FEMA Ends Short-Term Lodging Program; Longer Term Goes On

February 1, 2006

After funding more than 3.3 million hotel/motel room nights in order to provide tens of thousands of families with emergency housing, the Federal Emergency Management Agency (FEMA) is winding down the program and continuing its efforts to transition those displaced by Hurricanes Katrina and Rita to longer term housing solutions.

Since Hurricane Katrina made landfall, FEMA has paid over $522 million for hotel and motel rooms as part of the more than $6 billion in financial and housing assistance provided to nearly 1.5 million victims. With a peak of 85,000 rooms occupied in one night, thousands of families used FEMA’s transitional hotel program on their way to longer-term living.

The short-term lodging program was initiated as a key component of FEMA’s temporary housing strategy to help individuals and families displaced by Hurricanes Katrina and Rita. Many evacuees sought immediate shelter in mass shelters established in the impacted states and relocated to communities throughout the country as part of the nation’s largest airlift in its history. The mass overnight shelter population peaked at 273,000 on Sept. 5, 2005.

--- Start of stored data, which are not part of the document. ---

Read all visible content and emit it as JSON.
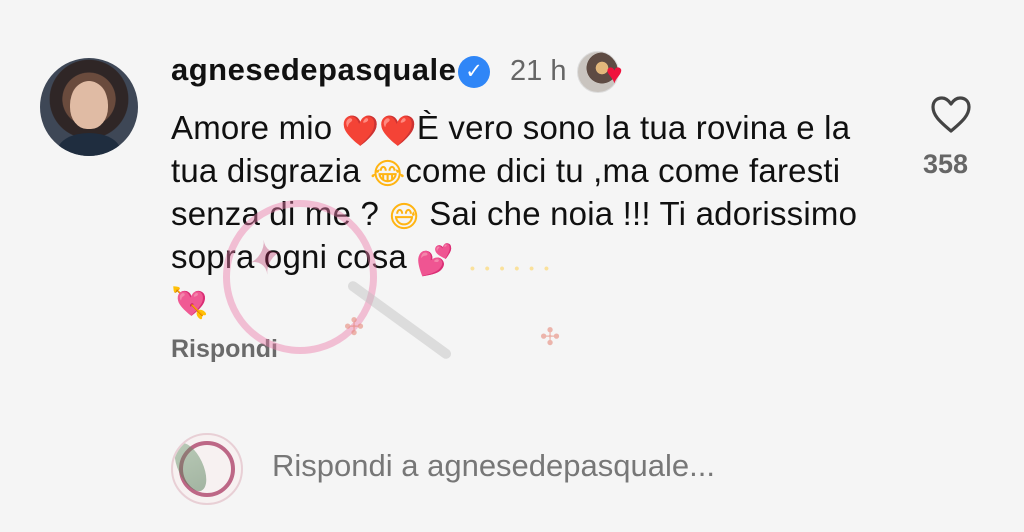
{
  "comment": {
    "username": "agnesedepasquale",
    "time": "21 h",
    "text_parts": [
      "Amore mio ",
      "❤️❤️",
      "È vero sono la tua rovina e la tua disgrazia ",
      "😂",
      "come dici tu ,ma come faresti senza di me ? ",
      "😅",
      " Sai che noia !!! Ti adorissimo sopra ogni cosa ",
      "💕",
      "💘"
    ],
    "reply_label": "Rispondi",
    "like_count": "358"
  },
  "reply_box": {
    "placeholder": "Rispondi a agnesedepasquale..."
  },
  "icons": {
    "verified": "verified-badge-icon",
    "heart": "heart-outline-icon",
    "liked_heart": "red-heart-icon"
  },
  "colors": {
    "background": "#f5f5f5",
    "verified_blue": "#2f86f7",
    "like_red": "#f0113c"
  }
}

“Our hotel and motel program successfully provided evacuees with safe, comfortable and private temporary homes while their eligibility for FEMA’s long-term housing assistance was determined,” said Acting Director David Paulison. “Across the country, there are readily available, long-term housing options for victims displaced by the 2005 hurricanes that will help families take another step towards regaining a sense of normalcy in their lives.”

More than 75 percent of the 26,000 evacuees still living in hotels and motels contacted FEMA to receive an authorization code prior to the publicized Jan. 30, 2006 deadline. In order to receive the authorization code and hotel/motel room extension, callers were required simply to confirm their status as a hurricane evacuee and register with FEMA if not already. Of those remaining in hotels and motels, nearly 24,000, or 92 percent, are in six states (Alabama, Florida, Georgia, Louisiana, Mississippi and Texas).

“The authorization code program has enabled us to work more closely with families to help us make certain we have provided them with rental assistance or let them know of alternatives before a hotel subsidy ends,” said Paulison. “It is also helping us be certain that our federal taxpayer dollars are supporting hurricane evacuees and not those who might take advantage of a program for disaster victims.”

An aggressive outreach campaign which included ad buys in regional and national newspapers, broadcast public service announcements, community relations field team hotel outreach and a series of six direct distribution flyers to evacuees under hotel room doors made evacuees in hotels aware of the authorization code program.

FEMA provides long-term housing assistance through rental assistance as well as direct housing such as travel trailers and mobile homes. More than 750,000 households have been provided housing assistance since Katrina made landfall, which includes 70,000 families living in FEMA-provided manufactured homes placed either on individual properties or in group sites in Alabama, Mississippi and Louisiana.

Assistance has also been made available through states and the District of Columbia that received presidential emergency declarations to support the sheltering needs of evacuees. In 32 of those 44 states, apartment leases were entered into on behalf of evacuees by their host state or an entity partnered with the state. These organized apartment placement programs have placed approximately 60,000 families in addition to the leases entered into by evacuees using rental assistance from FEMA.

FEMA is also referring hurricane evacuees to federal housing options that have been made available by other federal agencies, including the U.S. Department of Veterans Affairs, the U.S. Department of Agriculture Rural Housing Development and Fannie Mae. In addition, individuals not eligible for FEMA housing assistance because they were not homeowners or renters before Hurricane Katrina or Rita may be eligible for the Department of Housing and Urban Development’s Katrina Disaster Housing Assistance Program.

Hurricane Katrina has already resulted in the largest allotment of financial and housing assistance under FEMA’s Individuals and Households Assistance Program (IHP) in the agency’s history with the nearly $5 billion tripling the assistance provided following California’s Northridge Earthquake in 1994.

Hurricane Rita, which has surpassed the $1 billion mark for IHP allocations, is approaching the $1.1 billion provided to victims of the four major Florida hurricanes in 2004 combined.